Marketing-mix models are of limited use at a time of extreme disruption to old consumer habits. Joel Rubinson outlines an alternative strategy that brands may be able to leverage instead.
Marketing in the COVID-19 crisis
This article is part of a special WARC Snapshot focused on enabling brand marketers to re-strategise amid the unprecedented disruption caused by the novel coronavirus outbreak.
We are in extreme times for nearly every marketer: COVID-19 has created panic buying, shutdowns of retail, a coming disruption of food supply chains, a 25% correction in the stock market, and a 20% unemployment rate.
And ad spending is down by double digits.
As I talk with marketers, asking them about how they plan to restart their businesses as the US comes out of this, some of the most persistent big questions I hear are:
- When should I turn my advertising back on?
- Should I focus on brand or performance advertising?
- How can targeting play a role in reducing ad waste at a time when every ad dollar is being scrutinized?
It certainly isn’t business as usual for marketers. And the rules have changed for marketing-analytics teams as well, who now need to:
- Reduce reliance on marketing-mix models
- Increase reliance on user-level attribution modeling and experiments
- Prove and maximize the value of targeting
Reduce reliance on marketing-mix models
Large marketers find themselves in a tough spot because no one can, or should, trust any updates to marketing-mix models for at least a year.
The methodology taps into historical relationships that rely on a “past-is-prologue” principle to drive future actions. But, with an entire global economy on at least partial shutdown, the past has become suddenly irrelevant.
Marketing-mix modeling is broken, at least for this year, and probably into 2021.
Increase reliance on user-level attribution modeling and experiments
In fact, marketers need more help when the past is not prologue.
For the next 12 months – especially as advertising begins to open up – marketers should look to multi-touch attribution (MTA) and controlled experiments for guidance.
Isn’t MTA also susceptible to disrupted advertising-to-sales relationships, you might ask. And I answer, “No,” for a simple reason: MTA and controlled experiments use forward-looking data not backward-focused history. MTA analyzes conversions versus ad serving as data are unfolding. It focuses on going forward during campaigns and flights of advertising.

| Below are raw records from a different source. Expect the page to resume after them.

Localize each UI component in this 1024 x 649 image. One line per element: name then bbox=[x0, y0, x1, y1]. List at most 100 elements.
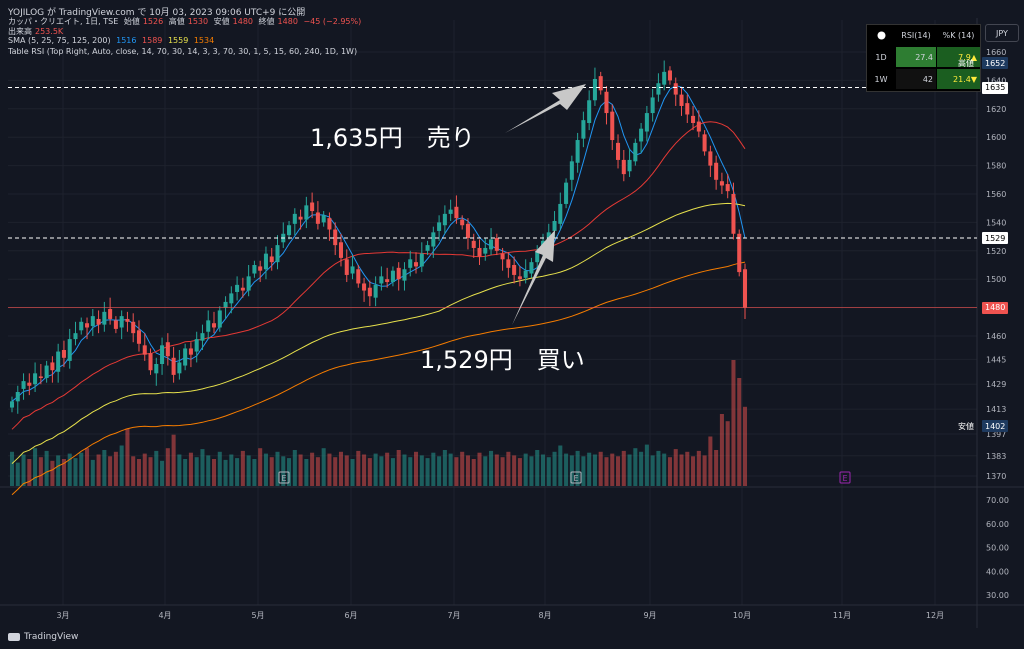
candle-body bbox=[390, 270, 395, 283]
tradingview-logo-icon bbox=[8, 633, 20, 641]
candle-body bbox=[292, 213, 297, 224]
volume-bar bbox=[656, 450, 661, 486]
buy-annotation: 1,529円 買い bbox=[420, 346, 585, 374]
volume-bar bbox=[327, 453, 332, 486]
earnings-marker-label: E bbox=[573, 474, 578, 483]
volume-bar bbox=[673, 449, 678, 486]
osc-tick-label: 30.00 bbox=[986, 591, 1009, 600]
volume-bar bbox=[338, 451, 344, 486]
candle-body bbox=[27, 382, 32, 386]
price-label: 1529 bbox=[982, 232, 1009, 245]
candle-body bbox=[136, 330, 141, 344]
volume-bar bbox=[379, 456, 384, 486]
y-tick-label: 1460 bbox=[986, 332, 1006, 341]
candle-body bbox=[737, 233, 742, 273]
sma-75-line bbox=[11, 202, 746, 464]
volume-bar bbox=[413, 451, 419, 486]
candle-body bbox=[362, 283, 367, 291]
volume-bar bbox=[252, 459, 257, 486]
candle-body bbox=[356, 269, 361, 284]
candle-body bbox=[44, 365, 49, 378]
y-tick-label: 1580 bbox=[986, 162, 1006, 171]
volume-bar bbox=[408, 457, 413, 486]
volume-bar bbox=[725, 421, 730, 486]
rsi-1w: 42 bbox=[896, 69, 936, 89]
candle-body bbox=[315, 212, 320, 224]
volume-bar bbox=[263, 453, 268, 486]
x-tick-label: 12月 bbox=[926, 611, 944, 620]
volume-bar bbox=[708, 436, 713, 486]
volume-bar bbox=[540, 454, 546, 486]
y-tick-label: 1560 bbox=[986, 190, 1006, 199]
candle-body bbox=[696, 121, 701, 132]
candle-body bbox=[627, 159, 632, 172]
y-tick-label: 1397 bbox=[986, 430, 1006, 439]
volume-bar bbox=[448, 453, 453, 486]
candle-body bbox=[714, 162, 719, 180]
volume-bar bbox=[183, 459, 188, 486]
volume-bar bbox=[217, 451, 222, 486]
candle-body bbox=[506, 259, 511, 268]
candle-body bbox=[9, 401, 15, 408]
price-label-tag: 高値 bbox=[958, 58, 974, 68]
tf-1d: 1D bbox=[875, 52, 887, 62]
candle-body bbox=[275, 245, 280, 263]
volume-bar bbox=[27, 459, 32, 486]
volume-bar bbox=[465, 455, 470, 486]
candle-body bbox=[408, 259, 413, 268]
candle-body bbox=[200, 333, 205, 341]
candle-body bbox=[96, 318, 101, 325]
candle-body bbox=[592, 78, 597, 101]
volume-bar bbox=[523, 453, 528, 486]
volume-bar bbox=[315, 457, 320, 486]
candle-body bbox=[742, 269, 748, 308]
volume-bar bbox=[131, 456, 136, 486]
candle-body bbox=[148, 353, 153, 371]
volume-bar bbox=[136, 459, 141, 486]
volume-bar bbox=[333, 457, 338, 486]
candle-body bbox=[685, 103, 690, 115]
y-tick-label: 1540 bbox=[986, 218, 1006, 227]
volume-bar bbox=[587, 452, 592, 486]
volume-bar bbox=[67, 453, 72, 486]
volume-bar bbox=[240, 450, 245, 486]
volume-bar bbox=[275, 451, 280, 486]
x-tick-label: 3月 bbox=[56, 611, 69, 620]
volume-bar bbox=[691, 456, 696, 486]
price-label: 1652 bbox=[982, 57, 1009, 70]
currency-button[interactable]: JPY bbox=[985, 24, 1019, 42]
candle-body bbox=[79, 321, 84, 331]
volume-bar bbox=[61, 459, 66, 486]
candle-body bbox=[523, 270, 528, 278]
x-tick-label: 11月 bbox=[833, 611, 851, 620]
volume-bar bbox=[108, 456, 113, 486]
volume-bar bbox=[506, 451, 511, 486]
osc-tick-label: 40.00 bbox=[986, 567, 1009, 576]
volume-bar bbox=[564, 453, 569, 486]
volume-bar bbox=[373, 453, 378, 486]
rsi-table-label: Table RSI (Top Right, Auto, close, 14, 7… bbox=[8, 47, 358, 56]
candle-body bbox=[604, 91, 609, 114]
y-tick-label: 1520 bbox=[986, 247, 1006, 256]
volume-bar bbox=[119, 445, 124, 486]
volume-bar bbox=[154, 450, 159, 486]
candle-body bbox=[165, 342, 170, 357]
sell-arrow bbox=[505, 84, 586, 133]
buy-arrow bbox=[512, 230, 555, 325]
y-tick-label: 1620 bbox=[986, 105, 1006, 114]
candle-body bbox=[61, 350, 66, 358]
volume-bar bbox=[298, 454, 303, 486]
candle-body bbox=[338, 242, 344, 258]
volume-bar bbox=[344, 455, 349, 486]
volume-bar bbox=[396, 450, 401, 486]
volume-bar bbox=[662, 453, 667, 486]
candle-body bbox=[477, 247, 482, 257]
volume-bar bbox=[702, 455, 707, 486]
candle-body bbox=[333, 229, 338, 246]
candle-body bbox=[108, 309, 113, 319]
volume-bar bbox=[714, 450, 719, 486]
candle-body bbox=[252, 265, 257, 274]
volume-bar bbox=[402, 454, 407, 486]
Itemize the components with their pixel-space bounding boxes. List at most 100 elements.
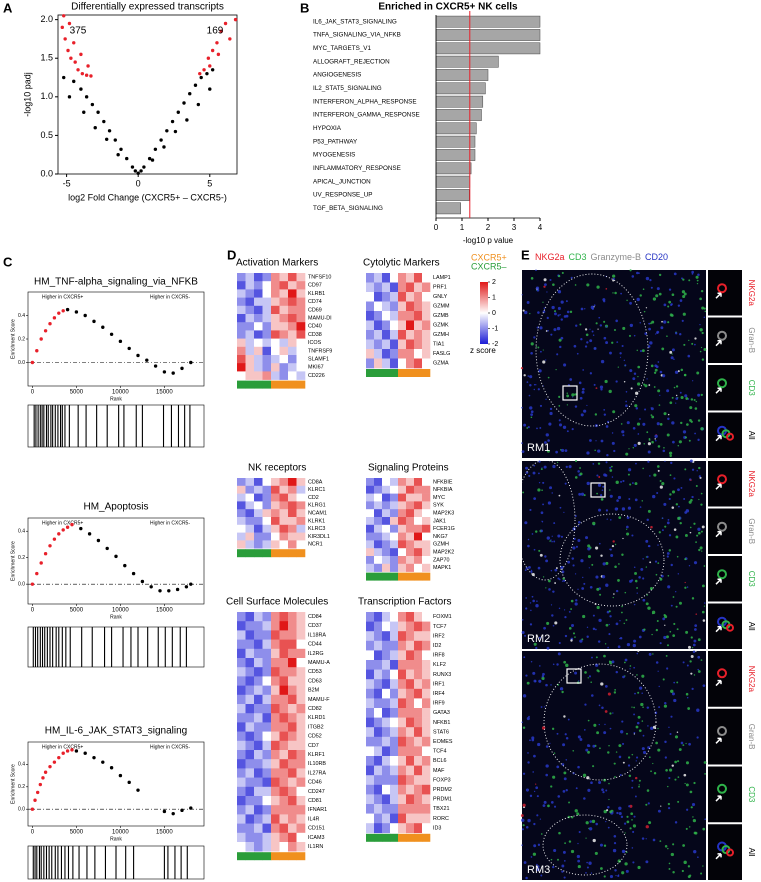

Controlled experiments operate in much the same fashion: They are designed and executed in the future, not the past. Because they are fresh, the results can help resolve the vexing questions that marketers keep asking:
- “Should I start advertising again?” – this is highly testable.
- “What mix of brand and performance marketing works best to balance brand needs and the need to show tangible results?” – again, highly testable.
Proving and maximizing the value of targeting
“Reducing wasted ad impressions” and “addressing advertising to consumer targets producing 2x [or more] return” are two sides of the same coin.
One is the sickness; the other is the cure.
In both cases, marketing inevitably faces financial pressure to prove that advertising is not just an expenditure, but also an asset that adds to the bottom line.
And, again, in both cases, the way to make advertising campaigns deliver each and every time is by smart targeting.
At least 50% of your wasted ad impressions can be reduced by smart targeting with the elimination of:
- ad impressions served to those with no interest in your offering (no interest);
- ad impressions served to the wrong demos (e.g. males for feminine-protection products);
- licensed segments for programmatic targeting that have low validity.
To explain the last factor, let’s say you are a quick-service pizza chain. If a data store provides you access to a segment of pizza-chain shoppers, what percent of that cohort potentially will be interested in your offering?
The answer, of course, depends on the validity of the segment. Before you can determine potential audience interest, you need to know what percent of that segment truly consists of people who would buy from a pizza chain. You also need to know how interested they are in your particular brand.
Choosing the right segments can make your advertising self-funding and build your brand at the same time when it gives you access beyond your current customers.
To make a smarter choice, you shop around “analytically”: If there are five segments you could license from different aggregators for programmatic targeting, my experience suggests that at least one segment would be no better than random. And, in fact, the best segment predictably could deliver twice the return on your advertising expenditure.
Choose the wrong segment, however, and you are back to ad waste.
Coming out of COVID-19 lockdowns, as marketing reboots, so must marketing analytics move in fresh directions.
Don’t look back. Look ahead. Don’t just do what you were doing before COVID-19. Change your analytical practices to provide the right guidance for a whole new set of marketing challenges.